Zurück

Reviews

American Grim: Ultra Black

Stil: Modern Metal

Cover: American Grim: Ultra Black

Man muss kein Schwarzmaler sein, um der Menschheit keine lange Existenz mehr auf diesem Planeten zu bescheinigen, wenn sie so weitermacht wie bisher, und ob AMERICAN GRIM etwa mit ihrer Musik dagegen unternehmen können oder nicht: "Ultra Black" ist ein bestärkendes Album.

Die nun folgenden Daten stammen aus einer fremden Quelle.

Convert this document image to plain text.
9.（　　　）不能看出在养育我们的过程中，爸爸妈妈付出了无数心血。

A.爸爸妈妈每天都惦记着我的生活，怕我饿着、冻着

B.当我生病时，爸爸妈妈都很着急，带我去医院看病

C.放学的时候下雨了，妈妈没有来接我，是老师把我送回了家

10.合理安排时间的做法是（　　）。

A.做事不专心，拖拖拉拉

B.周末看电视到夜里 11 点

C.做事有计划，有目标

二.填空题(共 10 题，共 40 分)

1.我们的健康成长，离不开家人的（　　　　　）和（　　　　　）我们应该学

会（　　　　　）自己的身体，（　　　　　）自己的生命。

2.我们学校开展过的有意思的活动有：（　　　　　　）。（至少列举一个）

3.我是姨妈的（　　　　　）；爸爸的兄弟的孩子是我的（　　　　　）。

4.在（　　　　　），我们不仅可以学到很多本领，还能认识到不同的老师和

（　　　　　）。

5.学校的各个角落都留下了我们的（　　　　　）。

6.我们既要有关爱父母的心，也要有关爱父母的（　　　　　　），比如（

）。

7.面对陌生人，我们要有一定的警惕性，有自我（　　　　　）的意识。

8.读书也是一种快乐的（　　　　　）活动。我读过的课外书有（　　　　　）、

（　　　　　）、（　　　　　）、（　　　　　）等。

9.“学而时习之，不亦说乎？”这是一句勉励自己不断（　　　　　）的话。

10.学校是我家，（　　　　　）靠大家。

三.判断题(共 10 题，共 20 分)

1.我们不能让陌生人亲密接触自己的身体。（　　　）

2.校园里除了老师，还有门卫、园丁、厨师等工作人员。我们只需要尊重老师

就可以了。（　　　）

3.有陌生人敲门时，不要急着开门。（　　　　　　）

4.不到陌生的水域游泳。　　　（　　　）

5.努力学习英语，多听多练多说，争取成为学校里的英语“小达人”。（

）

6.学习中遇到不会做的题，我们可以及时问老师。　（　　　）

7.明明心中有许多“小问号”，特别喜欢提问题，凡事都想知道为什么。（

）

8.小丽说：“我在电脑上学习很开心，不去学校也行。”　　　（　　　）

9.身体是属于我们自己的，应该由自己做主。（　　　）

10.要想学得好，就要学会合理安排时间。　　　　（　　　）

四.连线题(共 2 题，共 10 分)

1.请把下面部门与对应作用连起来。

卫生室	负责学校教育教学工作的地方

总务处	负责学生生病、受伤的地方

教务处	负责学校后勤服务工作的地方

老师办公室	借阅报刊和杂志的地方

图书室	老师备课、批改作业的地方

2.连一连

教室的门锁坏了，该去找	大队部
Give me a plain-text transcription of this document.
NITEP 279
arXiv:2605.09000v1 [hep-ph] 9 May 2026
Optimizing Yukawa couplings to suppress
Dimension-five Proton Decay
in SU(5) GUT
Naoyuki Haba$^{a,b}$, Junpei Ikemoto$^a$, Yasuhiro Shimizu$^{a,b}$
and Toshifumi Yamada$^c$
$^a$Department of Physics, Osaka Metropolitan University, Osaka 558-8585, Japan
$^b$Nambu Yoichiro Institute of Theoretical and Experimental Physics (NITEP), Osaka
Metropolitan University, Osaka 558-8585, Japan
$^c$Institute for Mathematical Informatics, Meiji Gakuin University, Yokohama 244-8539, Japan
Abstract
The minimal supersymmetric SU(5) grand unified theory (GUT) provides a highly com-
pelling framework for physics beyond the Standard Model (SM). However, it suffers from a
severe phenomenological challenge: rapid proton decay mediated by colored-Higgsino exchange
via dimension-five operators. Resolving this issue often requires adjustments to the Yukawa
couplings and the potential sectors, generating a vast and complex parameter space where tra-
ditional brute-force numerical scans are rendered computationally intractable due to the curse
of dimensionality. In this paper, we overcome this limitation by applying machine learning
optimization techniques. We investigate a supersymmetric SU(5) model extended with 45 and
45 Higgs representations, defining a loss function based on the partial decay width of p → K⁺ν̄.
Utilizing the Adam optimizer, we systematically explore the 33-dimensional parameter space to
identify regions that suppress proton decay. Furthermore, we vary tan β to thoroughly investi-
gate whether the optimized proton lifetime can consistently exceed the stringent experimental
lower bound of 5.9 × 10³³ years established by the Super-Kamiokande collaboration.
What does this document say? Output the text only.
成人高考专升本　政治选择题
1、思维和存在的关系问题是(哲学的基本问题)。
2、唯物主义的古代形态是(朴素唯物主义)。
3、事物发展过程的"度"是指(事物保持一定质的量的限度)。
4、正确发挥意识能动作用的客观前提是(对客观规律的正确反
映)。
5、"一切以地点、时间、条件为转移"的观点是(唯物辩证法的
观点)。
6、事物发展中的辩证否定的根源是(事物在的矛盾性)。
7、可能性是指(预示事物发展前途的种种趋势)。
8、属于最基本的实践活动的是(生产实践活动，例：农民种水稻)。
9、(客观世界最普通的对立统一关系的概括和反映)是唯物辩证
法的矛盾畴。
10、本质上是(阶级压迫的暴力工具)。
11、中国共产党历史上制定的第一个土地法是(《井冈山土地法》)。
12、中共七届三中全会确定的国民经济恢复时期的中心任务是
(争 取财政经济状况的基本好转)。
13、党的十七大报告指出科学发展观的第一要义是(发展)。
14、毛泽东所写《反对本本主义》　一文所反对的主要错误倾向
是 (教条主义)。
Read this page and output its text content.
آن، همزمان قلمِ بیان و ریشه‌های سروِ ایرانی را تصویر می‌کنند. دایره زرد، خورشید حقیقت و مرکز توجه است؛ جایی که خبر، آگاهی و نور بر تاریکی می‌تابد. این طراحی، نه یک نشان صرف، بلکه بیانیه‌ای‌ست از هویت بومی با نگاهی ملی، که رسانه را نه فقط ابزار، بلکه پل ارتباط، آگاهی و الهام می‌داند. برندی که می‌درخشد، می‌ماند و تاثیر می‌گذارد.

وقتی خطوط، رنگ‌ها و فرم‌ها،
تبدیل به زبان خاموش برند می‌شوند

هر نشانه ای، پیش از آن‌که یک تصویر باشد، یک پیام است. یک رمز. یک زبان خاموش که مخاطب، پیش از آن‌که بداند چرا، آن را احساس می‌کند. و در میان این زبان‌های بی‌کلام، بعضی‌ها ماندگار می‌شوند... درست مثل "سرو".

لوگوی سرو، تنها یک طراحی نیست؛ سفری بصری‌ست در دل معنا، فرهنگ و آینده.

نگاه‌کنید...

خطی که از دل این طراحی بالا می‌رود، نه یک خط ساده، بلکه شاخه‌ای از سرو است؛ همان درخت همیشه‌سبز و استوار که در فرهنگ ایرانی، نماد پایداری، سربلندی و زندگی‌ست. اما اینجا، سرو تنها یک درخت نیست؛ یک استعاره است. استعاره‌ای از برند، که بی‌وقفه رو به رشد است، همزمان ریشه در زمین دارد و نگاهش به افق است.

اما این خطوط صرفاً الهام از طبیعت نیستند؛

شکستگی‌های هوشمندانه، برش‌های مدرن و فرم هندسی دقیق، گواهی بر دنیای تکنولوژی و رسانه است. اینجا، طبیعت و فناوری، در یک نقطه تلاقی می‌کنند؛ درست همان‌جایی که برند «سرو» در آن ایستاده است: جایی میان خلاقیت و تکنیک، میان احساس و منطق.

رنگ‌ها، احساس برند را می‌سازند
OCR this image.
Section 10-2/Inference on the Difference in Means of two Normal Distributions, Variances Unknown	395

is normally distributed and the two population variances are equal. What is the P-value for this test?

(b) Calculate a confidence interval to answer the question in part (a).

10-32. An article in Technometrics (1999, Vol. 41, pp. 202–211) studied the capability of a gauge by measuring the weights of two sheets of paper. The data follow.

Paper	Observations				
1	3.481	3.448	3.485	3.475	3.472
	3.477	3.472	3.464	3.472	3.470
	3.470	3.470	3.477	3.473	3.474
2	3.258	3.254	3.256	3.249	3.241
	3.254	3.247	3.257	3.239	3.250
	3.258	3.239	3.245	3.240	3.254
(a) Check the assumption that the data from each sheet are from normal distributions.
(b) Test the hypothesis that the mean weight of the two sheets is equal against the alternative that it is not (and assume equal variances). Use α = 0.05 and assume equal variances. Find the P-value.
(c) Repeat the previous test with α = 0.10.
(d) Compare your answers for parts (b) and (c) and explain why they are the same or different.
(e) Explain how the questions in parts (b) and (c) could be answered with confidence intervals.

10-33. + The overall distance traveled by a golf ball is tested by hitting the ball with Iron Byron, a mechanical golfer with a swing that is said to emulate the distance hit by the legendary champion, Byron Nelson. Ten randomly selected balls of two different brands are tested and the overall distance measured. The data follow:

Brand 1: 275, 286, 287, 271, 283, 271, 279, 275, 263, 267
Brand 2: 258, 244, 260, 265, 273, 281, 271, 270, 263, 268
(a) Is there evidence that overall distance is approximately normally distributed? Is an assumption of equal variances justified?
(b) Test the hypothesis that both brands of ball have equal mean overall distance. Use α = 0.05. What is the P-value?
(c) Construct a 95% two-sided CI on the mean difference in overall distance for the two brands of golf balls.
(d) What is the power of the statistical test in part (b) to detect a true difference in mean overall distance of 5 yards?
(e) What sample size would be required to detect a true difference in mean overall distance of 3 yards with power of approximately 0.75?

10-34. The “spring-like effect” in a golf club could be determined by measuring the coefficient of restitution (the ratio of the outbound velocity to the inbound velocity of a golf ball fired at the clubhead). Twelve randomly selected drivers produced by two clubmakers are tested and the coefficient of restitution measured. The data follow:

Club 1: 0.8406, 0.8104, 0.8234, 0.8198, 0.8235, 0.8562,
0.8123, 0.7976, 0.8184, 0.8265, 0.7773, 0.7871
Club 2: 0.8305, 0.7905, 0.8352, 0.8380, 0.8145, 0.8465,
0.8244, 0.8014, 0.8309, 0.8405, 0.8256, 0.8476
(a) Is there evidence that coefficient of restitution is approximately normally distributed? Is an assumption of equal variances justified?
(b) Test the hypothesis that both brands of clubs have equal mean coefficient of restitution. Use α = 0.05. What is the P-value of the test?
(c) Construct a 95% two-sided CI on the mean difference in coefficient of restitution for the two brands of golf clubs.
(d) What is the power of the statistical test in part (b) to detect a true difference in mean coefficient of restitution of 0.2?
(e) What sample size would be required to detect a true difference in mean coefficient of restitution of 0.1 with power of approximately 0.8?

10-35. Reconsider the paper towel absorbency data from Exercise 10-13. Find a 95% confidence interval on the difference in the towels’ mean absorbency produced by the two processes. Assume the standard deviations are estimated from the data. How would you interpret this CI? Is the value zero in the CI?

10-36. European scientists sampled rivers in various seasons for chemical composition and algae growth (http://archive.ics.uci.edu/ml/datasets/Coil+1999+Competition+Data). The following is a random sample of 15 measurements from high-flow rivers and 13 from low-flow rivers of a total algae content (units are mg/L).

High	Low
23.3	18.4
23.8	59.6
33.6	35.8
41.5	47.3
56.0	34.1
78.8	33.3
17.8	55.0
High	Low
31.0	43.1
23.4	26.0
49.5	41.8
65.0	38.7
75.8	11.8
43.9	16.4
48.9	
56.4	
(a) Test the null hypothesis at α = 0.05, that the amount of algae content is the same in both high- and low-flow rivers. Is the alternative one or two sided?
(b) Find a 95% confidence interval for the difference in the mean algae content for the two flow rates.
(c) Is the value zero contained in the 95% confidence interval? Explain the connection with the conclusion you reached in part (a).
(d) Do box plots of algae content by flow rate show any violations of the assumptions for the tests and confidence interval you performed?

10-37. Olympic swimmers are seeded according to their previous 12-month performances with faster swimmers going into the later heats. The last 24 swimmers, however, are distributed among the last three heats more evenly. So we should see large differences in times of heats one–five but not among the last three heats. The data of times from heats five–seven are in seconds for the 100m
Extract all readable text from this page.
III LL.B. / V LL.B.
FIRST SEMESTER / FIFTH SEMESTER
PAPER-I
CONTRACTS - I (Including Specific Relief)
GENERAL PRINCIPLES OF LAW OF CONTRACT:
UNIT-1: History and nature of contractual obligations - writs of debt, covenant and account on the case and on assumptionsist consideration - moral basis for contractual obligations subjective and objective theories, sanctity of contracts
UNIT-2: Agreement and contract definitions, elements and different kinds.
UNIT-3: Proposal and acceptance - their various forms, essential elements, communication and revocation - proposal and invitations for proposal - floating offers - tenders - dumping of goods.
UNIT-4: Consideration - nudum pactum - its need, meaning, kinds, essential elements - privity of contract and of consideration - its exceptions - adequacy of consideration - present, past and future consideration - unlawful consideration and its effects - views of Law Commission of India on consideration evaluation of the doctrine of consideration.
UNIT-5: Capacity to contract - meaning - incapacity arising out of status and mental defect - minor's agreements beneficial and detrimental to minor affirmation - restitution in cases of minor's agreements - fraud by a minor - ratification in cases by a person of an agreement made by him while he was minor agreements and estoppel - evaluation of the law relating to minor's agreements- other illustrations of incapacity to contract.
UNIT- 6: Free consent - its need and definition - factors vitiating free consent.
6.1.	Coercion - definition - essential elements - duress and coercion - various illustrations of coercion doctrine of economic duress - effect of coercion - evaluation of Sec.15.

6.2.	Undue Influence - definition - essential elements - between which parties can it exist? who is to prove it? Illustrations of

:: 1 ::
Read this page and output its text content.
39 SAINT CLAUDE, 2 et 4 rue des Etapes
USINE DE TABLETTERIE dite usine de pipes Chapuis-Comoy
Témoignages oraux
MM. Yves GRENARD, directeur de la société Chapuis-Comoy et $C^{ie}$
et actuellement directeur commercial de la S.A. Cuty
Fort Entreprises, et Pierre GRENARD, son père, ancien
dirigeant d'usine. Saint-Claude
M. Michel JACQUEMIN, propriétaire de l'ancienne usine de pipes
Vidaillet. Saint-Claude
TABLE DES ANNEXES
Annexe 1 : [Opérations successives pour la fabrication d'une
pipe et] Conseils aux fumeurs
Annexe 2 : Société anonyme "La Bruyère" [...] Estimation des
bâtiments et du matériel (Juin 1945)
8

Marilyn Mansons ideeller kleiner Bruder Ryan Grim brüllt tapfer gegen das Böse, Machtmissbrauch und Manipulation, während seine Mitstreiter Chart-taugliche Hybriden aus Elektronik und rhythmisch geprägtem Rock aus dem Boden stampfen. Die bemühte Horror-Ästhetik des Projekts ist genauso hinlänglich bekannt (siehe den wirklich bestechenden Videotrack zur Single 'Nightmare') wie das Potpourri aus Stilmitteln, die es zum Verbreiten seiner Botschaften verwendet - neueren US-Hardcore, Nine-Inch-Nails-Industrial und Post-Nu Metal der Marke Slipknot, die insbesondere in den Gitarrenriffs und drei, vier bewusst auf hymnisch getrimmten Refrains ('So Sick', Titelstück, ) durchschimmern.…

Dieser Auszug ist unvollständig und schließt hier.